Under REFIT, a wind farm owner was paid a guaranteed price of around €80 per ‘megawatt-hour’ for 15 years.
For context, an average Irish home would use around four and a half megawatt-hours of electricity per year.
Under REFIT, “if I sell my electricity on the market and I don’t get €80 – my guaranteed price – the Public Service Obligation (PSO) levy is used to top me up,” Moran said.
The wholesale price is lowered accordingly to balance out the price, “but there is definitely a cost there for consumers.”
The PSO levy is currently paid by consumers and businesses and helps support renewable energy sources.
With RESS, the price you bid is your minimum guaranteed price – but also your maximum.

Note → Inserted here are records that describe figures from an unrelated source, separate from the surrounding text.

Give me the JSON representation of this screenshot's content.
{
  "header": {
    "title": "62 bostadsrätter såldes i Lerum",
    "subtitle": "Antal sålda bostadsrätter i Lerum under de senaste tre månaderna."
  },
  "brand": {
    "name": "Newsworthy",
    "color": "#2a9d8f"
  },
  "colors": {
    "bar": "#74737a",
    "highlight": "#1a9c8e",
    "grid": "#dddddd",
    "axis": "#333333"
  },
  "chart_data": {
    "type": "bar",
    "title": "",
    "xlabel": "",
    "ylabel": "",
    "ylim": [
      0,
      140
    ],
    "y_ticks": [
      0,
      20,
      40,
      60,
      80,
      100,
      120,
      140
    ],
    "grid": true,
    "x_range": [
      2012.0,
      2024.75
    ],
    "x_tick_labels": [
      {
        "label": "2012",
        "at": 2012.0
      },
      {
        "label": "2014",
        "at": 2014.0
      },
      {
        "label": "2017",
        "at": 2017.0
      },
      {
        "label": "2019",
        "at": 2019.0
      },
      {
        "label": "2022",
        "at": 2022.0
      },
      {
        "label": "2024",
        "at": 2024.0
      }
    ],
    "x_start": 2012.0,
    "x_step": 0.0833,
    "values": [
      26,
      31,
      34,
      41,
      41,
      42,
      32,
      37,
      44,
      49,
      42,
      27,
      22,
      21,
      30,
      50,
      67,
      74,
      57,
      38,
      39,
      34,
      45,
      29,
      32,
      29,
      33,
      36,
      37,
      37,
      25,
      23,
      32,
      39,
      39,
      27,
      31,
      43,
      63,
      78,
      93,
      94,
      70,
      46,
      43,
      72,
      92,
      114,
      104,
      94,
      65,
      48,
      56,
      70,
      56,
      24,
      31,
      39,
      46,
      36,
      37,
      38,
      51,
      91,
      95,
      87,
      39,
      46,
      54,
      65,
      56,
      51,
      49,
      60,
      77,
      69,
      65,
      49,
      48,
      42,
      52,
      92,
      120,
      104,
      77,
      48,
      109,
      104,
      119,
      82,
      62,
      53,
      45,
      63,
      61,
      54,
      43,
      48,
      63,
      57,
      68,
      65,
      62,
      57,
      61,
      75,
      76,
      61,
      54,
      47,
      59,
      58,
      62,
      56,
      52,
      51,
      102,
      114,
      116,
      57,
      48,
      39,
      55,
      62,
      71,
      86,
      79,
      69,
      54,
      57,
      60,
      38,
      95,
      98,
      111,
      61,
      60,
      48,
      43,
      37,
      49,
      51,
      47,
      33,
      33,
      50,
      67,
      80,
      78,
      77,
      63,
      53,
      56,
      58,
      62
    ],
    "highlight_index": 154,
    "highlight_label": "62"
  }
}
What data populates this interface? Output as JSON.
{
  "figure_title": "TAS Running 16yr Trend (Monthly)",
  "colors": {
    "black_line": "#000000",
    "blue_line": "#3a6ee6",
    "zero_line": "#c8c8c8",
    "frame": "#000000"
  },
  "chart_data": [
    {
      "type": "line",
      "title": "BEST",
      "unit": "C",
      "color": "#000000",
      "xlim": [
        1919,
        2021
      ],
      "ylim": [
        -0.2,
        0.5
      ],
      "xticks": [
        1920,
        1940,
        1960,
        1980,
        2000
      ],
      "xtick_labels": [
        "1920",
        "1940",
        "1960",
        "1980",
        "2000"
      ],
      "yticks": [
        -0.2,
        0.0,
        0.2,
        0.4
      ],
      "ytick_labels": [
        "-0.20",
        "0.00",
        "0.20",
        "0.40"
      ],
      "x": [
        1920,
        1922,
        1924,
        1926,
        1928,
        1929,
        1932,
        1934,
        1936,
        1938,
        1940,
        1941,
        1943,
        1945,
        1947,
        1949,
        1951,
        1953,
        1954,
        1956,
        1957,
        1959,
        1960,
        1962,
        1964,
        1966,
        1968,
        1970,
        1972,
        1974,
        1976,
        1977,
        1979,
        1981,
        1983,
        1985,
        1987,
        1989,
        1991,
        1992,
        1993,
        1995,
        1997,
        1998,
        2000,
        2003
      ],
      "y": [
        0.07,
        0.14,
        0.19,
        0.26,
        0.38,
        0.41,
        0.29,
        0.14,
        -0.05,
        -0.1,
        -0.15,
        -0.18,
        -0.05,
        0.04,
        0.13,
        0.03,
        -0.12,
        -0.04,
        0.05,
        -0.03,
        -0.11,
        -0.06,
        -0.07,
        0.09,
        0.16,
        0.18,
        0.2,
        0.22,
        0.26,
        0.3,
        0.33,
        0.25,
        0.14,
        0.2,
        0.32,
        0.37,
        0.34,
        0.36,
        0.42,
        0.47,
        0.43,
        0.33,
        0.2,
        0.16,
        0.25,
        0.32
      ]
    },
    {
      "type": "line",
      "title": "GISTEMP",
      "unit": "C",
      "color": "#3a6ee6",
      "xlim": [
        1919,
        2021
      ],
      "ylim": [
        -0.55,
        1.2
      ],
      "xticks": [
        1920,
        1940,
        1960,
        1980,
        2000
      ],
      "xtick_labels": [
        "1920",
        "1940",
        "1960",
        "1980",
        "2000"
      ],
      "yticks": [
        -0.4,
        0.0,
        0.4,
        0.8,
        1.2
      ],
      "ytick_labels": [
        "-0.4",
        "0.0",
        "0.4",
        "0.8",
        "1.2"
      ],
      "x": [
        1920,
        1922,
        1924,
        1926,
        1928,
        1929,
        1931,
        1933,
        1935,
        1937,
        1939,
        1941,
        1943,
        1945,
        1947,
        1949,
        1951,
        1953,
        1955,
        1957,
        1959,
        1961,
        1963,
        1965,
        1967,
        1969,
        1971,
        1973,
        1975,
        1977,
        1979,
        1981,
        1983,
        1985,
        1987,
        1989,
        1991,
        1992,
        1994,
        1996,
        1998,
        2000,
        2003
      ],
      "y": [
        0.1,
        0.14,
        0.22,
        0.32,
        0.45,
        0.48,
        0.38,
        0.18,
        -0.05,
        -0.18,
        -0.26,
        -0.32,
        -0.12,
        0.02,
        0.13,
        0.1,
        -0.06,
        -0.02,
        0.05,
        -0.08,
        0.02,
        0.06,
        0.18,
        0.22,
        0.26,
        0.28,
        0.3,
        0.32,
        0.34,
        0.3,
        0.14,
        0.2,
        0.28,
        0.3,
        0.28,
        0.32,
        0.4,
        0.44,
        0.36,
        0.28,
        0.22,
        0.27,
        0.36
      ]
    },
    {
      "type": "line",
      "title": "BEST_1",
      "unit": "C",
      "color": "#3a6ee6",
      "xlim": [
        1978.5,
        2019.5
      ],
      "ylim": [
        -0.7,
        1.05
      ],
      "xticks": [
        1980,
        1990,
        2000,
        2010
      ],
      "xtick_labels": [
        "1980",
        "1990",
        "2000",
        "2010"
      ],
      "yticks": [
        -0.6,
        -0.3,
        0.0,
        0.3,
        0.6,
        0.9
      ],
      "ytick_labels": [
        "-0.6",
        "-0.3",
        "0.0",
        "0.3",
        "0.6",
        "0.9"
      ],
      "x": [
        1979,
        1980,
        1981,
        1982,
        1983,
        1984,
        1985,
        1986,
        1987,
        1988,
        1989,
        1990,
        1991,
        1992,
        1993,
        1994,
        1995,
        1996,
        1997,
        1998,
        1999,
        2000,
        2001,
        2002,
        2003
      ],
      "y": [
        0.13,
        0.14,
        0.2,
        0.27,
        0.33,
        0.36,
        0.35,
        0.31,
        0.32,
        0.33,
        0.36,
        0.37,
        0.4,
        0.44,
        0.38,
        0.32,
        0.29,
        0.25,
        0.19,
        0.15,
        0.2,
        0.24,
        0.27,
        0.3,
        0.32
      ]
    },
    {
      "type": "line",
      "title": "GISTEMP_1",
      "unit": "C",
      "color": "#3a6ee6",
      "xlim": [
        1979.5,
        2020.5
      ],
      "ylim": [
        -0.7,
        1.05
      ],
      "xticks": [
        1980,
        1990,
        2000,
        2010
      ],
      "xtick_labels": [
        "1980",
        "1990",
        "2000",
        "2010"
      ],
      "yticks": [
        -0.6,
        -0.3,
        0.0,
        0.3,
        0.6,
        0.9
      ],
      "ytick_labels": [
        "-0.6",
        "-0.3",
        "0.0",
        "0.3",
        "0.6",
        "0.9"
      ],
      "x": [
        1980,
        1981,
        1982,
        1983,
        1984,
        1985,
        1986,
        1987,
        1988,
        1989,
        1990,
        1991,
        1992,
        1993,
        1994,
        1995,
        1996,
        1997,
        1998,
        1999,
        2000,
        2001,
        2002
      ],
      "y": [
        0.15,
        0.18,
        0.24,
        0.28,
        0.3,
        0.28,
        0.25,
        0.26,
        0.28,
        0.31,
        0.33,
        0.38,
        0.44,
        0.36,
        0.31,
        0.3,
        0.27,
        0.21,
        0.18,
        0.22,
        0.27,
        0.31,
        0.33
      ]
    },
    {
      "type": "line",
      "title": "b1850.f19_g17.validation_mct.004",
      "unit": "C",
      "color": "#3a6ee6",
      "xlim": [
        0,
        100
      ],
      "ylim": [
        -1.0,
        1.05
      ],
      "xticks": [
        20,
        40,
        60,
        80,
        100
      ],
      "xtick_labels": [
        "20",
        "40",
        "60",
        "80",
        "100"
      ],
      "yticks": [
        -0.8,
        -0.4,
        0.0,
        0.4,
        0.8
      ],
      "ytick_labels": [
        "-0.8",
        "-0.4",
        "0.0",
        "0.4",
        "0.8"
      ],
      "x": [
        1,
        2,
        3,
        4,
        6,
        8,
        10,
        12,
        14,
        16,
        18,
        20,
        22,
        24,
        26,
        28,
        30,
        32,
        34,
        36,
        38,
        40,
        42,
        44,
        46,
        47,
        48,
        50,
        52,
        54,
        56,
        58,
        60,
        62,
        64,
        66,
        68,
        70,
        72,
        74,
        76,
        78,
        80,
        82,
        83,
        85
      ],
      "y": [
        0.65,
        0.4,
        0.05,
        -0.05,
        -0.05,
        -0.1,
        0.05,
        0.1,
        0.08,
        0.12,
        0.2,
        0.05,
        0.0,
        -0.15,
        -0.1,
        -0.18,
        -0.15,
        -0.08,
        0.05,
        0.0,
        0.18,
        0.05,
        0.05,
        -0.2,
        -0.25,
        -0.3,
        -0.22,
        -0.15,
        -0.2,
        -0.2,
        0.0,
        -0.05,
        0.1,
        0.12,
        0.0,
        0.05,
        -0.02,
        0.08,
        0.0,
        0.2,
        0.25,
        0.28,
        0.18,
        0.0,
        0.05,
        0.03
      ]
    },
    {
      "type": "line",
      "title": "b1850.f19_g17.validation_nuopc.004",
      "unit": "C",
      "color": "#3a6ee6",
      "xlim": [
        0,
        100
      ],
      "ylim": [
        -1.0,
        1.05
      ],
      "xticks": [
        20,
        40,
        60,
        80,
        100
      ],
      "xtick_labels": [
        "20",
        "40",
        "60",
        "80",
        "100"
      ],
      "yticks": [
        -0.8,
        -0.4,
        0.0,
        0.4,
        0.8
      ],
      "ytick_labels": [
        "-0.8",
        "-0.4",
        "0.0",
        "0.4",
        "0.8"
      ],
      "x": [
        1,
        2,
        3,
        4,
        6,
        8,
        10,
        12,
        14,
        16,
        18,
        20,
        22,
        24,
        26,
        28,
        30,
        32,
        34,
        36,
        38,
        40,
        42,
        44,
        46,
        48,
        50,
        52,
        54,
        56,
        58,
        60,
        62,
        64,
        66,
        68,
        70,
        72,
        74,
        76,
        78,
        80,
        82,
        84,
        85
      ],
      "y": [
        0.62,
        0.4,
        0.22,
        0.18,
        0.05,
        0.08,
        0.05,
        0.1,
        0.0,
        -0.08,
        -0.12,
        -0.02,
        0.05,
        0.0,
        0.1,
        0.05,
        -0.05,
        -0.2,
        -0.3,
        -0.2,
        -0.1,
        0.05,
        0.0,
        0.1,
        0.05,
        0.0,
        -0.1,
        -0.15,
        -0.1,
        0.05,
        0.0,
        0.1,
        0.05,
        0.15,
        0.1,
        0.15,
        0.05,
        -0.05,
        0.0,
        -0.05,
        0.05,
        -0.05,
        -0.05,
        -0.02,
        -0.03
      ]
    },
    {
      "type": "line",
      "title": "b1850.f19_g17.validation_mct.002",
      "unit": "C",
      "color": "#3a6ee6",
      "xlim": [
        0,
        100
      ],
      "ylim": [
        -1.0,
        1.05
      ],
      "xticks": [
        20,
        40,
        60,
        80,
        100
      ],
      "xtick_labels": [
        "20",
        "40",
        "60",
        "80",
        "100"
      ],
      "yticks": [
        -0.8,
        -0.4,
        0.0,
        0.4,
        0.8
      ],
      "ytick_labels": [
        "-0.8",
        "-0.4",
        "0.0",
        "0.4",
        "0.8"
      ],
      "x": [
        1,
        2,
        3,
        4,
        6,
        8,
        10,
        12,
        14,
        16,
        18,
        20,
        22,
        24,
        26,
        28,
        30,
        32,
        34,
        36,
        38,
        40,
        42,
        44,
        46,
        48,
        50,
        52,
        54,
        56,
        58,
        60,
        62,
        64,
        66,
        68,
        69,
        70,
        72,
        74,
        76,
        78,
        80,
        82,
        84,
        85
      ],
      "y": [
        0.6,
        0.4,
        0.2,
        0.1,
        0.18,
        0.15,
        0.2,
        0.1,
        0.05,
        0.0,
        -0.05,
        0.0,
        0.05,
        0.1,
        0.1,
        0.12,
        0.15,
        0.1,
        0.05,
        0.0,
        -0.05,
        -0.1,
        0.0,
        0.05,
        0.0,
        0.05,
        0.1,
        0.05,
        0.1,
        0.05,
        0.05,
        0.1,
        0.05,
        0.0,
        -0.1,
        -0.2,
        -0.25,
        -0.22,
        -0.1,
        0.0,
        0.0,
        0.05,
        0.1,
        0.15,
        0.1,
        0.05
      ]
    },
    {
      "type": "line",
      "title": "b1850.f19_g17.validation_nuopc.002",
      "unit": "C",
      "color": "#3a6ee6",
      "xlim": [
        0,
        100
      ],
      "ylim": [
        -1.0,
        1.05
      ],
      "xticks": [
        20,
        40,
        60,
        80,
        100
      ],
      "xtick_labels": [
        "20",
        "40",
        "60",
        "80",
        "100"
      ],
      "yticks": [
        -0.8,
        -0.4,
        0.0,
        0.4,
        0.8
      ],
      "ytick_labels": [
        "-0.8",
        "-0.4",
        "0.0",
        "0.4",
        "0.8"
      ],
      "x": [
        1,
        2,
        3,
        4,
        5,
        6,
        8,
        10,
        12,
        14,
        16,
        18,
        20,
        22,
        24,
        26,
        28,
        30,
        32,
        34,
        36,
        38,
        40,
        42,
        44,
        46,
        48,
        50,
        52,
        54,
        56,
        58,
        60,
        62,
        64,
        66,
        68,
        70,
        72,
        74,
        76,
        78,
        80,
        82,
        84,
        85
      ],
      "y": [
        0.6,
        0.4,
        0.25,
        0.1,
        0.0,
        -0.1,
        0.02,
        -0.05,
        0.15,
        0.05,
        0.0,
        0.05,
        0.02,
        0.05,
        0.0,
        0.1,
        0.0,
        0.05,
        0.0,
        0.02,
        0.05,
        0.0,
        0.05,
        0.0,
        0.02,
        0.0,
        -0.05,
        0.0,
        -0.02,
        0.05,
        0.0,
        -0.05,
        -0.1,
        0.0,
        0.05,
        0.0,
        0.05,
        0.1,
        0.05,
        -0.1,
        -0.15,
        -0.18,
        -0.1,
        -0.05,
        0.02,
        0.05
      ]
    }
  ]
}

This means that if you don’t reach the minimum, the PSO levy will still top you up, but if you make more per unit than your bid price, you pay it back to the consumer, which helps reduce prices.
In most European markets and Britain, similar renewable energy auctions are index-linked, meaning the price can increase with inflation over time.
With RESS, the government has decided not to index-link, which means that whatever a potential provider bids is the price they will get for the next 15 years, regardless of inflation.
“What that will mean is that the people who are bidding, and particularly the banks and the financiers providing the money, will definitely bid higher than they would otherwise because they are going to want to ensure that they’re cushioned against and inflation increase,” according to Moran.
Over the next few months, companies will be getting their finances and paperwork in order ahead of the auction to make their projects eligible.
Only projects with planning permission and a grid connection offer can bid into the auction.
“While they’re doing that they’re also going to be working to put together the actual bid price,” Moran said – one that’s not risking their income from inflation, but also not risking pricing themselves out of the auction.
What happens next?
Though 2018 probably saw the highest-ever number of wind-generated energy projects connected to the grid, this year it’s likely going to be less than half of that.
The last wind farms to connect through REFIT will be in March, then companies will be hanging back to see if they get into RESS or not.
“Construction will basically stop,” in that time, Moran said, adding that on average a wind farm can take 18 months to build and a year to connect, so we likely won’t see any new wind farms for the next two years. The first farms to reach the market through RESS will likely go live in 2023, all going to plan.
One challenge companies may face is the so-called ‘cliff-edge’ of hard construction and connection deadlines set by the department. This means that a company could, in theory, do everything right, but for reasons beyond its control, the project may be delayed or lost altogether.
The grid connection is built by ESB, and due to high numbers of wind farm connections – as well as other parts of the grid they operate – there have been backlogs.
“This is one thing our members are slightly concerned about,” Moran added.
Many in the industry have been starved for new routes to market. RESS will be just one new avenue for companies but it probably won’t become the default option.
“Our members are already looking at corporate power purchase agreements (CPPAs) and a couple have already been signed in the last 24 months,” Moran said.
According to the government’s Climate Action Plan, 15% of the energy supply needs to come from CPPAs.
Between CPPAs and RESS auctions, the outcomes will likely favour bigger companies – but under the new scheme, the department has included a community-led provision of up to 30 gigawatt-hours, which excludes competition from bigger players like ESB, Brookfield or Bord na Móna and sets aside funding for smaller projects.
There is also a specific provision of 300 gigawatts for solar, as it tends to be a bit more expensive.
The second quarter of 2021 is the projected period to start looking at offshore wind projects, which the industry hopes will also bring more diversity to the grid.